Again, to take one final instance, common opinion often regards the bank or company which keeps a rouge et noir table, and the individuals who risk their money at it, as being both alike engaged in gambling. So they may be, technically, but for all practical purposes such a bank is as sure and safe a business as that of any ordinary insurance society, and probably far steadier in its receipts than the majority of ordinary trades in a manufacturing or commercial city. The bank goes in for many and small transactions, in proportion to its capital; their customers, very often, in proportion to their incomes go in for very heavy transactions. That the former comes out a gainer year after year depends, of course, upon the fact that the tables are notoriously slightly in their favour. But the steadiness of these gains when compared with the unsteadiness of the individual losses depends simply upon,—in fact, is merely an illustration of,—the one great permanent contrast which lies at the basis of all reasoning in Probability.

§ 10. We have so far regarded Insurance and Gambling as being each the product of a natural impulse, and as having each, if we look merely to experience, a great mass of human judgment in its favour. The popular moral judgment, however, which applauds the one and condemns the other rests in great part upon an assumption, which has doubtless much truth in it, but which is often interpreted with an absoluteness which leads to error in each direction;—the duty of insurance being too peremptorily urged upon every one, and the practice of gambling too universally regarded as involving a sacrifice of real self-interest, as being in fact little better than a persistent blunder. The assumption in question seems to be extracted from the acknowledged advantages of insurance, and then invoked to condemn the practice of gambling. But in so doing the fact does not seem to be sufficiently recognized that the latter practice, if we merely look to the extent and antiquity of the tacit vote of mankind in its favour, might surely claim to carry the day.

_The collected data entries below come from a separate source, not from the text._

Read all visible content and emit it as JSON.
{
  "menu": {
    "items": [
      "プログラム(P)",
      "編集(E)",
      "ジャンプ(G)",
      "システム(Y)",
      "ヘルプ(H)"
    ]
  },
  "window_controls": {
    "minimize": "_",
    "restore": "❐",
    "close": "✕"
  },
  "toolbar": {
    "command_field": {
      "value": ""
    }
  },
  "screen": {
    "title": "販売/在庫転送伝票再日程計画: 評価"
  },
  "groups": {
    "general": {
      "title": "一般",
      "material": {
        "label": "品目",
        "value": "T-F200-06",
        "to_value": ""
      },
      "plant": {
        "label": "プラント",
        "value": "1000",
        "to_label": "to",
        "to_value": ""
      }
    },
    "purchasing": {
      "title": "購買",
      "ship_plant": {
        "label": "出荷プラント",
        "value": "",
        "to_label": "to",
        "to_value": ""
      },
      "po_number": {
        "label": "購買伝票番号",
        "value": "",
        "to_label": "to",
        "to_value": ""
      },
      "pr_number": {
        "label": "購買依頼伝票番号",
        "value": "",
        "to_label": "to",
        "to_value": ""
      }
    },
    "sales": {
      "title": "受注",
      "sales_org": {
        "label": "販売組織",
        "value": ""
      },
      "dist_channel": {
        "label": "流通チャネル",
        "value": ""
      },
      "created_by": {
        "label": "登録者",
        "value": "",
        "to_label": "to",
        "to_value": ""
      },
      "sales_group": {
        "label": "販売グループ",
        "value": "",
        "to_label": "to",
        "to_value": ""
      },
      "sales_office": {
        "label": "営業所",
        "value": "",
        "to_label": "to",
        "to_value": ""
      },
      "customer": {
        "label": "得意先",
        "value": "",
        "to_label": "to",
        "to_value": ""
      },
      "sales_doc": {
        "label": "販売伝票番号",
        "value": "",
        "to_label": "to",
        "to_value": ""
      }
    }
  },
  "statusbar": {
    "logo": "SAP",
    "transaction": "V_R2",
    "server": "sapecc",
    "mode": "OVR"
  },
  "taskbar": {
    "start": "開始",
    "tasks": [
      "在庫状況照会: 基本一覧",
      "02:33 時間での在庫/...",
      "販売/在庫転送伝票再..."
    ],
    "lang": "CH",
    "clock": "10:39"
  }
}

It is of course obvious that in all cases with which we are concerned, the aggregate wealth is unaltered; money being merely transferred from one person to another. The loss of one is precisely equivalent to the gain of another. At least this is the approximation to the truth with which we find it convenient to start.[6] Now if the happiness which is yielded by wealth were always in direct proportion to its amount, it is not easy to see why insurance should be advocated or gambling condemned. In the case of the latter this is obvious enough. I have lost £50, say, but others (one or more as the case may be) have gained it, and the increase of their happiness would exactly balance the diminution of mine. In the case of Insurance there is a slight complication, arising from the fact that the falling in of the policy does not happen at random (otherwise, as already pointed out, it would be simply a lottery), but is made contingent upon some kind of loss, which it is intended as far as possible to balance. I insure myself on a railway journey, break my leg in an accident, and, having paid threepence for my ticket, receive say £200 compensation from the insurance company. The same remarks, however, apply here; the happiness I acquire by this £200 would only just balance the aggregate loss of the 16,000 who have paid their threepences and received no return for them, were happiness always directly proportional to wealth.

§ 11. The practice of Insurance does not, I think, give rise to many questions of theoretic interest, and need not therefore detain us longer. The fact is that it has hardly yet been applied sufficiently long and widely, or to matters which admit of sufficiently accurate statistical treatment, except in one department. This, of course, is Life Insurance; but the subject is one which requires constant attention to details of statistics, and is (rightly) mainly carried out in strict accordance with routine. As an illustration of this we need merely refer to the works of De Morgan,—a professional actuary as well as a writer on the theory of Probability,—who has found but little opportunity to aid his speculative treatment of Probability by examples drawn from this class of considerations.